La Communauté métropolitaine de Montréal a payé 687000$ pour se donner un slogan - «Le Grand Montréal: un espace pour se réaliser» (sic) -, et un logo: un «M» à cinq couleurs aux formes boursouflées qui fait penser à un hochet pour bébé ou à un sac de Smarties.

En comparaison, le «M» jaune de McDonald's, plus fin et unicolore, est d'une exemplaire sobriété et fait beaucoup plus distingué. C'est dire...

 

«Un espace pour se réaliser» ! Fallait-il vraiment embaucher quatre firmes de consultants et dépenser plus d'un demi-million de dollars pour accoucher d'une telle niaiserie?

L'espace, on en a tout plein dans la région métropolitaine, le problème c'est qu'on met n'importe quoi dedans. Compte tenu de cette dernière initiative, il aurait été plus réaliste que la CMM s'identifie comme «un espace pour dépenser en futilités l'argent qui devrait aller à la réfection des routes et aux projets porteurs».
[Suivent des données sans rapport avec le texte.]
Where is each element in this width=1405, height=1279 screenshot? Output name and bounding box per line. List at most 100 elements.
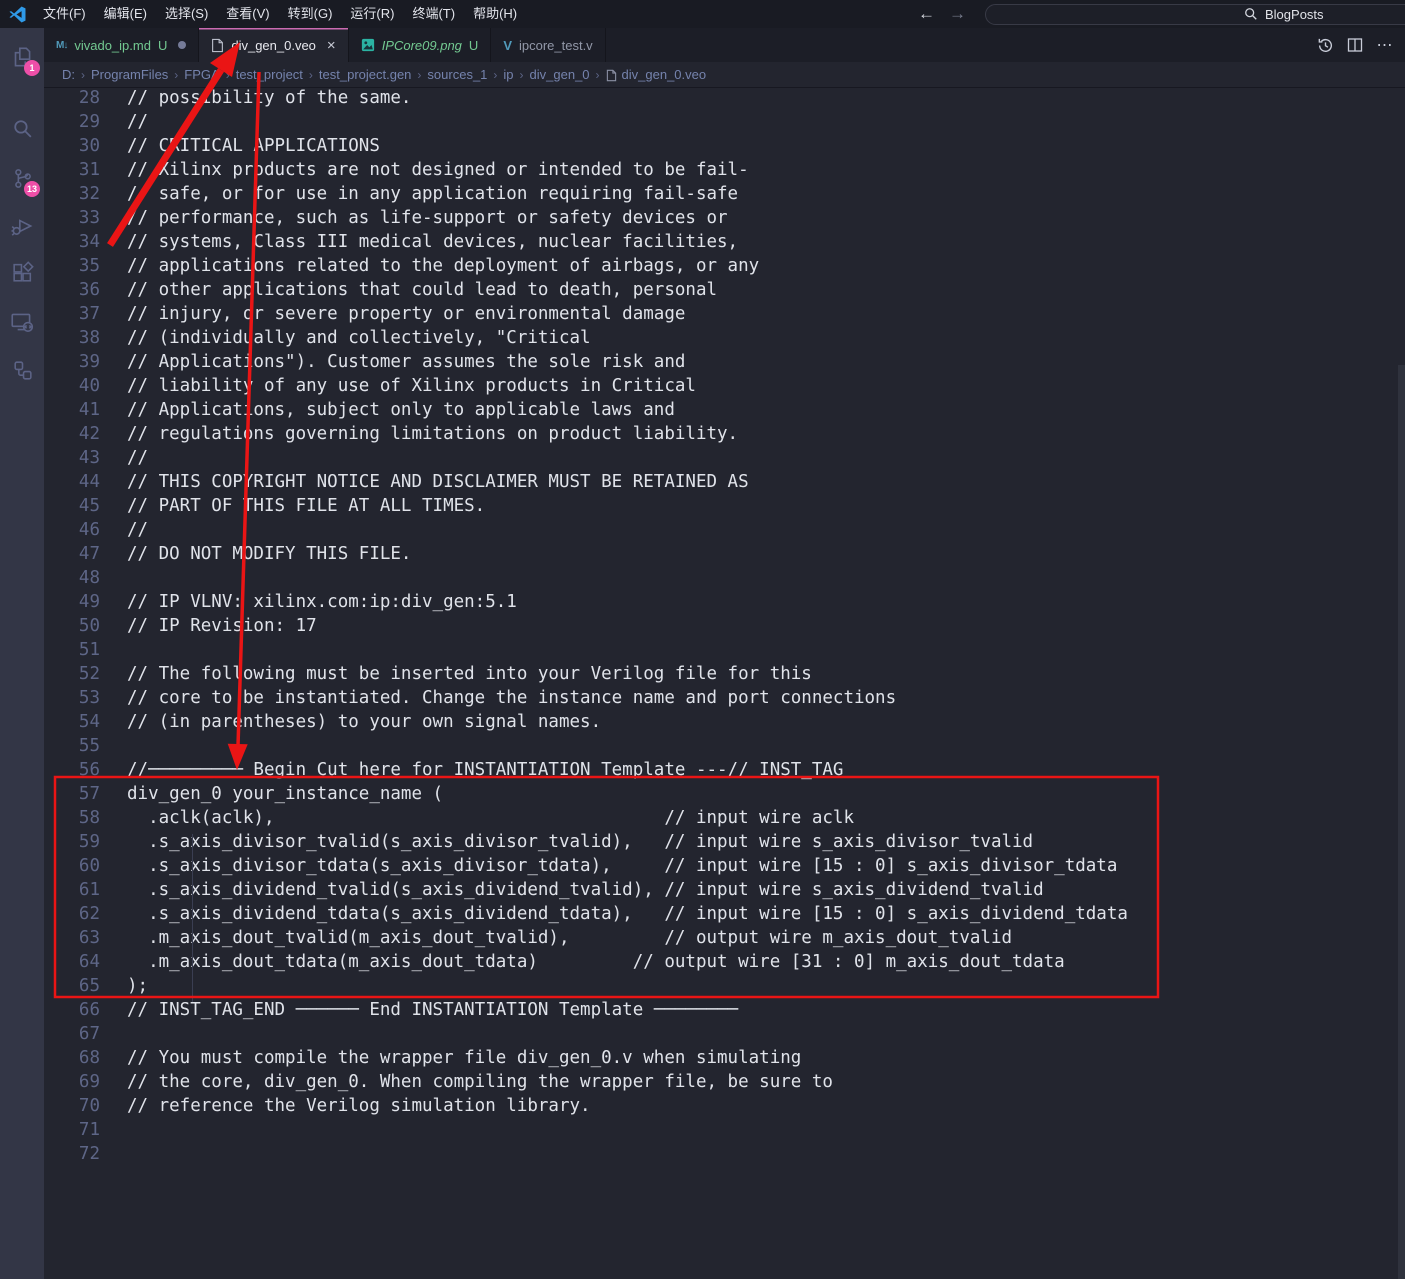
code-line[interactable]: 53// core to be instantiated. Change the… [44, 686, 1405, 710]
code-line[interactable]: 69// the core, div_gen_0. When compiling… [44, 1070, 1405, 1094]
code-line[interactable]: 62 .s_axis_dividend_tdata(s_axis_dividen… [44, 902, 1405, 926]
more-actions-icon[interactable]: ⋯ [1375, 35, 1395, 55]
line-number[interactable]: 29 [44, 110, 100, 134]
code-line[interactable]: 54// (in parentheses) to your own signal… [44, 710, 1405, 734]
code-line[interactable]: 30// CRITICAL APPLICATIONS [44, 134, 1405, 158]
line-number[interactable]: 72 [44, 1142, 100, 1166]
code-line[interactable]: 32// safe, or for use in any application… [44, 182, 1405, 206]
code-line[interactable]: 49// IP VLNV: xilinx.com:ip:div_gen:5.1 [44, 590, 1405, 614]
line-number[interactable]: 40 [44, 374, 100, 398]
code-line[interactable]: 51 [44, 638, 1405, 662]
code-line[interactable]: 33// performance, such as life-support o… [44, 206, 1405, 230]
code-line[interactable]: 37// injury, or severe property or envir… [44, 302, 1405, 326]
code-line[interactable]: 46// [44, 518, 1405, 542]
code-line[interactable]: 44// THIS COPYRIGHT NOTICE AND DISCLAIME… [44, 470, 1405, 494]
code-line[interactable]: 72 [44, 1142, 1405, 1166]
code-line[interactable]: 57div_gen_0 your_instance_name ( [44, 782, 1405, 806]
line-number[interactable]: 31 [44, 158, 100, 182]
line-number[interactable]: 57 [44, 782, 100, 806]
line-number[interactable]: 61 [44, 878, 100, 902]
line-number[interactable]: 55 [44, 734, 100, 758]
code-line[interactable]: 60 .s_axis_divisor_tdata(s_axis_divisor_… [44, 854, 1405, 878]
line-number[interactable]: 67 [44, 1022, 100, 1046]
code-line[interactable]: 40// liability of any use of Xilinx prod… [44, 374, 1405, 398]
breadcrumb-item[interactable]: div_gen_0.veo [622, 67, 707, 82]
line-number[interactable]: 28 [44, 86, 100, 110]
line-number[interactable]: 58 [44, 806, 100, 830]
close-icon[interactable]: × [327, 38, 336, 53]
breadcrumb-item[interactable]: FPGA [184, 67, 219, 82]
menubar-item[interactable]: 查看(V) [217, 0, 278, 28]
code-line[interactable]: 34// systems, Class III medical devices,… [44, 230, 1405, 254]
code-line[interactable]: 38// (individually and collectively, "Cr… [44, 326, 1405, 350]
extensions-icon[interactable] [0, 251, 44, 295]
history-icon[interactable] [1315, 35, 1335, 55]
code-line[interactable]: 31// Xilinx products are not designed or… [44, 158, 1405, 182]
code-line[interactable]: 29// [44, 110, 1405, 134]
command-center-search[interactable]: BlogPosts [985, 4, 1405, 25]
menubar-item[interactable]: 运行(R) [341, 0, 403, 28]
breadcrumb-item[interactable]: div_gen_0 [530, 67, 590, 82]
remote-explorer-icon[interactable] [0, 300, 44, 344]
line-number[interactable]: 39 [44, 350, 100, 374]
line-number[interactable]: 69 [44, 1070, 100, 1094]
line-number[interactable]: 63 [44, 926, 100, 950]
line-number[interactable]: 64 [44, 950, 100, 974]
line-number[interactable]: 51 [44, 638, 100, 662]
line-number[interactable]: 37 [44, 302, 100, 326]
line-number[interactable]: 30 [44, 134, 100, 158]
code-line[interactable]: 55 [44, 734, 1405, 758]
hierarchy-icon[interactable] [0, 348, 44, 392]
code-line[interactable]: 43// [44, 446, 1405, 470]
code-line[interactable]: 67 [44, 1022, 1405, 1046]
explorer-icon[interactable]: 1 [0, 35, 44, 79]
code-line[interactable]: 70// reference the Verilog simulation li… [44, 1094, 1405, 1118]
menubar-item[interactable]: 转到(G) [279, 0, 342, 28]
code-line[interactable]: 39// Applications"). Customer assumes th… [44, 350, 1405, 374]
tab-ipcore09-png[interactable]: IPCore09.png U [349, 28, 492, 62]
line-number[interactable]: 60 [44, 854, 100, 878]
menubar-item[interactable]: 终端(T) [403, 0, 464, 28]
line-number[interactable]: 44 [44, 470, 100, 494]
modified-dot-icon[interactable] [178, 41, 186, 49]
code-line[interactable]: 68// You must compile the wrapper file d… [44, 1046, 1405, 1070]
code-line[interactable]: 42// regulations governing limitations o… [44, 422, 1405, 446]
nav-forward-button[interactable]: → [949, 4, 966, 24]
menubar-item[interactable]: 文件(F) [34, 0, 95, 28]
code-area[interactable]: 28// possibility of the same.29//30// CR… [44, 86, 1405, 1279]
code-line[interactable]: 48 [44, 566, 1405, 590]
line-number[interactable]: 43 [44, 446, 100, 470]
tab-vivado-ip-md[interactable]: M↓ vivado_ip.md U [44, 28, 199, 62]
code-line[interactable]: 61 .s_axis_dividend_tvalid(s_axis_divide… [44, 878, 1405, 902]
code-line[interactable]: 45// PART OF THIS FILE AT ALL TIMES. [44, 494, 1405, 518]
code-line[interactable]: 71 [44, 1118, 1405, 1142]
line-number[interactable]: 56 [44, 758, 100, 782]
code-line[interactable]: 59 .s_axis_divisor_tvalid(s_axis_divisor… [44, 830, 1405, 854]
line-number[interactable]: 38 [44, 326, 100, 350]
code-line[interactable]: 64 .m_axis_dout_tdata(m_axis_dout_tdata)… [44, 950, 1405, 974]
line-number[interactable]: 47 [44, 542, 100, 566]
line-number[interactable]: 50 [44, 614, 100, 638]
search-sidebar-icon[interactable] [0, 106, 44, 150]
line-number[interactable]: 48 [44, 566, 100, 590]
line-number[interactable]: 62 [44, 902, 100, 926]
nav-back-button[interactable]: ← [918, 4, 935, 24]
tab-ipcore-test-v[interactable]: V ipcore_test.v [491, 28, 605, 62]
line-number[interactable]: 36 [44, 278, 100, 302]
line-number[interactable]: 34 [44, 230, 100, 254]
code-line[interactable]: 28// possibility of the same. [44, 86, 1405, 110]
line-number[interactable]: 52 [44, 662, 100, 686]
line-number[interactable]: 46 [44, 518, 100, 542]
line-number[interactable]: 53 [44, 686, 100, 710]
code-line[interactable]: 52// The following must be inserted into… [44, 662, 1405, 686]
line-number[interactable]: 66 [44, 998, 100, 1022]
line-number[interactable]: 65 [44, 974, 100, 998]
breadcrumb-item[interactable]: ip [503, 67, 513, 82]
code-line[interactable]: 35// applications related to the deploym… [44, 254, 1405, 278]
split-editor-icon[interactable] [1345, 35, 1365, 55]
line-number[interactable]: 70 [44, 1094, 100, 1118]
code-line[interactable]: 58 .aclk(aclk), // input wire aclk [44, 806, 1405, 830]
line-number[interactable]: 49 [44, 590, 100, 614]
line-number[interactable]: 68 [44, 1046, 100, 1070]
menubar-item[interactable]: 帮助(H) [464, 0, 526, 28]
N'importe. La présidente sortante de la chambre de commerce, Isabelle Hudon, ne tarit pas d'éloges sur le geste de la CMM. «Un exercice de branding est une réflexion, c'est la définition d'une mission, de ce qu'on est, et d'une vision, soit ce qu'on veut devenir...» Voilà énoncé, en quelques mots, tout le drame de Montréal: du verbiage prétentieux recouvrant des initiatives d'une navrante kétainerie.

Revenons sur terre. Ce n'est pas le Grand Montréal qui a besoin «d'espace pour se réaliser». C'est le CHUM qui est, lui, à court d'espace et ne pourra «se réaliser» là où la politicaillerie, la mentalité étriquée des fonctionnaires du MSSS et le militantisme à courte vue d'une certaine gogauche l'ont envoyé.

Selon le conseil des médecins, dentistes et pharmaciens de l'hôpital, selon la Fédération des médecins spécialistes - tout de même des gens qui s'y connaissent en la matière - les plans sous-estiment les besoins: il manque une centaine de lits et au moins une quinzaine de salles d'opération. Et le parking, déjà trop étroit, vient encore d'être revu à la baisse. Des 1500 places prévues au début, on est maintenant rendu à 800. Ce n'est pas un détail, quand on parle d'un hôpital de soins tertiaires où convergeront chaque jour de grands malades, leurs familles, et des milliers d'employés.

Mais évidemment, on fait avec ce qu'on a. Or, on le sait, l'espace dans lequel le CHUM se trouve confiné, un espace limité par une autoroute et des bâtiments patrimoniaux, au coeur d'un des plus anciens quartiers d'un centre-ville déjà congestionné, cet espace donc est insuffisant pour les besoins futurs de ce qui devrait être le fleuron de la médecine francophone en Amérique.

Tous les experts l'avaient prévu: il est trop compliqué et trop coûteux de rénover le vieil immeuble de Saint-Luc. On compte maintenant le démolir au complet. Mais une excavation de cet ordre, qui nécessitera du dynamitage sur une grande échelle, au sein d'un quartier densément bâti et dont le sous-sol est notoirement fragile, est très risquée. Si risquée, en fait, que les firmes qui auraient été intéressées à soumissionner à ce projet de partenariat public-privé s'apprêtent, nous apprenait notre collègue Denis Lessard, à demander des provisions très importantes.

Les coûts continuent à enfler, et tout cela pourquoi? Pour un hôpital sans trop d'envergure qui devra déléguer une partie de ses services à des cliniques privées avoisinantes et à cet autre hôpital vétuste qu'est Notre-Dame.

Pendant ce temps, McGill s'apprête à construire son hôpital universitaire dans un grand terrain vierge, sans contraintes d'ordre géographique ou urbanistique. Le CHUM pourrait bénéficier des mêmes avantages s'il était construit sur le site, très vaste et bien plus central que celui de Saint-Luc, de l'ancienne gare de triage du CP à Outremont.

Le déclenchement d'élections offre une issue inespérée.

La bisbille est telle, au CHUM, que les travaux ne pourront pas commencer avant Noël. Si le premier ministre Charest est réélu le 8 décembre à la tête d'un gouvernement majoritaire, libéré des querelles partisanes et de son ancien ministre Couillard qui avait fait dérailler le projet Outremont, il aurait alors la force politique nécessaire pour imposer le déplacement du CHUM - l'étape nécessaire pour la réalisation d'un projet porteur pour Montréal et le Québec.